2007年8月31日
先輩の唇、柔らかかったな。
私の指先はそれと違って硬かった。私は女の人が好きなのだけれど、先輩はそうじゃないと言っていた。彼氏だっていた。
けれど、卒業式の日。私が気持ちを伝えた時。
覚えている。三崎先輩の心音がすぐそばで伝わってきてそれと一緒に「知ってたよ」という言葉。
「バレバレだった」
私は動けなくなって、そのままぼうっと、先輩の耳を見ていた。
「ごめんね」
私がもっと素直だったら、葵ちゃんと一緒に居たかったな──。
先輩の声と体が震えていた。私もそれに耐えらえなくなって、ボロボロと崩れそうになった。先輩の体にしがみついて、私は何とか立っていた。
「葵ちゃん」
先輩が離れて、私の名前を呼んだ。次の瞬間、先輩の顔が近づいて、私の頭の中は真っ白になった。
「じゃあね」
先輩は走っていった。私は立ち尽くして、そのままで。
あれから、もう4ヵ月もたつ。時間の流れはあっという間で、鮮明な衝撃も、ぼやけた風景に変わっていって。いつか私がおばあちゃんになった時には、それも忘れてしまうのだろう。先輩だってそうだ。私のことをちゃんと覚えていてくれるかどうかなんて、確証はないんだから。
「私、多分もうここで」
そう思った。もうずっとこのままだ。日付もわからない。太陽が沈まないと時間の感覚がわからなくて、思ったより堪える。それに、喉が渇いて、おなかがすいて。
「やだなぁ。死にたくないなぁ」
こんなさみしい場所で、誰もいない場所で。私は動けなくなっちゃうのか。日差しが熱い。かすかな体力も、汗とともに蒸発していく
それだけは、それだけは嫌だ。
うつろになった私の足は歩き出した。学校に向かって、先輩と触れ合った、あの場所に向かって。

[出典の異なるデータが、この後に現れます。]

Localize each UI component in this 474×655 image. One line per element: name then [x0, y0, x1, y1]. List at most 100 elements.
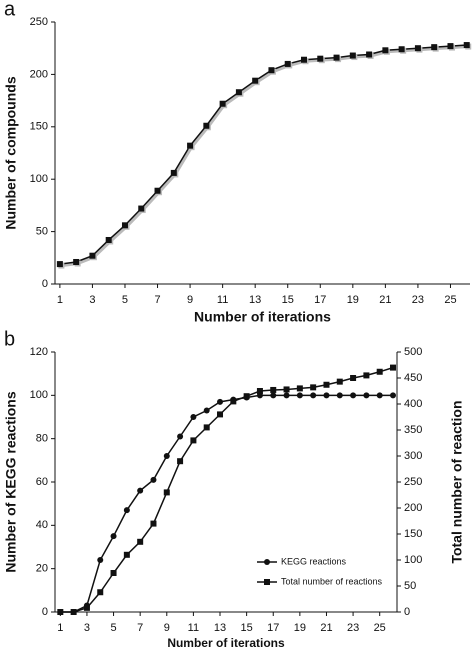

校舎裏は陰になって、ほんの少しだけ涼しかった。本当は先輩のことを見て死にたかったけれど、それはできない。先輩は今、私の知らない場所で、私の知らない人たちと、自分の人生を歩んでいる。思い出す。先輩の、か細い震えた声を、鼓動を、そして、唇から伝わる先輩のぬくもりも。
「ふふ」
なんだか眠くなってきて、私は目をとじた。木漏れ日が心地よい。薄れゆく景色の中で思うのは、大学生になって大人びた、三崎先輩の未来予想図だった。